Question

In Given figure, the position-time graph is shown, which is semicircle from \[t = 2\] to $t = 8$ sec. Find time $t$ at which the instantaneous velocity is equal to average velocity over first $t$ seconds.

Answer 1

Hint: Instantaneous velocity is velocity of an object at particular instant of time whereas, average velocity is total displacement covered in total time. In the given diagram We will use the slope on the given curve at a point as the velocity measurement as velocity $ = \dfrac{\text{displacement(x)}}{\text{time(s)}}$.

Complete step by step answer:
Let us first draw the diagram and consider a point $B$ on the curve and we assume that at this point B, instantaneous velocity is equal to the average velocity. Draw a line tangent from initial point $O$ origin to point $B$. Draw perpendicular from point $B$ to point $A$. Now, From the diagram we need to find $AO$ which is the time at which instantaneous velocity is equal to average velocity.

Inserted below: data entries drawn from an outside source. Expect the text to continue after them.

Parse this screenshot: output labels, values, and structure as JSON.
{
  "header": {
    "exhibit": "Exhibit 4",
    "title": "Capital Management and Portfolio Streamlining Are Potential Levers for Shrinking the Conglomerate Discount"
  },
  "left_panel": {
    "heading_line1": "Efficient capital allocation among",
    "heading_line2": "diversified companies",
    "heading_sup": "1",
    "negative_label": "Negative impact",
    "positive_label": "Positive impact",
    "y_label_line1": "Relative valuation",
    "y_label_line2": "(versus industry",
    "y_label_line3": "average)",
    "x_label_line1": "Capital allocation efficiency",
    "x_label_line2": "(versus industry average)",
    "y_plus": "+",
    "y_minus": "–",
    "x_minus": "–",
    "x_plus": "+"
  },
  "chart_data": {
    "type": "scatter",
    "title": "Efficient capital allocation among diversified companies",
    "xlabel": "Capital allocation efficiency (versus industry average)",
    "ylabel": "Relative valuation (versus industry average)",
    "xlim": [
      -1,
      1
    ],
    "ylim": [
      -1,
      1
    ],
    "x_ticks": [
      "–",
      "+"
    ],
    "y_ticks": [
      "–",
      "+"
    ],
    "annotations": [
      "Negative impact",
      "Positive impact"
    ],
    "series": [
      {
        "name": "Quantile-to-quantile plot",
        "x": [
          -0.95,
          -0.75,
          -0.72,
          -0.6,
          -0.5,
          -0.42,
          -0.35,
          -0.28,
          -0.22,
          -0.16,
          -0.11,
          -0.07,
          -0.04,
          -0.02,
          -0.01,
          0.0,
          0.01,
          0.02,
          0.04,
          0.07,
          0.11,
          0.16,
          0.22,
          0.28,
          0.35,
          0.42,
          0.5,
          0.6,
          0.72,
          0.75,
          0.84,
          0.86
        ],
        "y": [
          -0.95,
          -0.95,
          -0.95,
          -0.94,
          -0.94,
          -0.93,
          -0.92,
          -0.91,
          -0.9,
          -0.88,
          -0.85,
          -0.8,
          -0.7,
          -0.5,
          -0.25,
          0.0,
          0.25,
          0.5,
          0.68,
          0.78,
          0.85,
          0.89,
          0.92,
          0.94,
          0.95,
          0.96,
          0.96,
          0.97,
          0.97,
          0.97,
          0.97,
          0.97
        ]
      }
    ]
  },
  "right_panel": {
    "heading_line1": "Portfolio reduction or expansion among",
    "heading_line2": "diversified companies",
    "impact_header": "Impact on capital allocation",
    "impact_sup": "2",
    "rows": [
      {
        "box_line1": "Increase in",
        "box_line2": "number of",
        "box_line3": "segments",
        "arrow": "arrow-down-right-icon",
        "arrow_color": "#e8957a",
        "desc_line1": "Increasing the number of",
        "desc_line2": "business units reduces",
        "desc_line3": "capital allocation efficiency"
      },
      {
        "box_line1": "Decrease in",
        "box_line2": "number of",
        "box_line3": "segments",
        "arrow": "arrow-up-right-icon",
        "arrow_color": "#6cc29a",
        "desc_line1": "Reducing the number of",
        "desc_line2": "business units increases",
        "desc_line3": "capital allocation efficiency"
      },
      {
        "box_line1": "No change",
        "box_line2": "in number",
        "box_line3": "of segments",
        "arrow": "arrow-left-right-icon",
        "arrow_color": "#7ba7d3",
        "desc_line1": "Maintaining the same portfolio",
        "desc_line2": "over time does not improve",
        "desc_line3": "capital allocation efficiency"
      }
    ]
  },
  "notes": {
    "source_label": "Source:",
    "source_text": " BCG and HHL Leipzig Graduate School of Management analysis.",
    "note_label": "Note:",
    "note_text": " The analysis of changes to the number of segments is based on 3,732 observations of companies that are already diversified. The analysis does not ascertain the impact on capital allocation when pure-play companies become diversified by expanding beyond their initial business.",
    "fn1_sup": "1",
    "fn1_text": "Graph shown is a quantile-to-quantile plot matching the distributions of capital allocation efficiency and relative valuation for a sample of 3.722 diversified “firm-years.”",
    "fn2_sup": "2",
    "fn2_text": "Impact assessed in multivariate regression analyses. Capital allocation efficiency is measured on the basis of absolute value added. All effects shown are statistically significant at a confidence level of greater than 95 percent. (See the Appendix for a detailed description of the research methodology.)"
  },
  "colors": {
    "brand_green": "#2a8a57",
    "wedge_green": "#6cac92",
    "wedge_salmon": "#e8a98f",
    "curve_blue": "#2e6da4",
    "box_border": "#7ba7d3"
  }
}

Since CB is the radius of semicircle whose length is $ = 3\,unit.$
$OC = 5\,unit$. We know, Tangent $OB$ is perpendicular to radius $BC$ so ,
Using Pythagoras theorem in the right-angled triangle $OBC$.
We have, ${(OC)^2} = {(OB)^2} + {(BC)^2}$
${(OB)^2} = 25 - 9$
${(OB)^2} = 16$
$OB = 4\,unit$

Now, In right angle triangle OAB,
$\cos \theta = \dfrac{{OA}}{{OB}}$
$\Rightarrow \cos \theta = \dfrac{{OA}}{4}$ $ \to (i)$
Now, In right angle triangle OBC,
$\cos \theta = \dfrac{{OB}}{{OC}}$
$\Rightarrow \cos \theta = \dfrac{4}{5}$ $ \to (ii)$
Now, Comparing both equations (i) and (ii) we get,
$\dfrac{{OA}}{4} = \dfrac{4}{5}$
$\Rightarrow OA = \dfrac{{16}}{5}$
$\therefore OA = 3.2\sec $
Since, from the diagram we know OA is the time from starting when instantaneous velocity equals to average velocity.

Hence, the time(t) at which both velocity became equals is $ = 3.2\sec $.

Note:In a position-time graph the slope at a point on a path curve is equals to its velocity and Instantaneous velocity of a body would be equal to average velocity when slope of line joining final and initial point will be same as slope of that point on curve.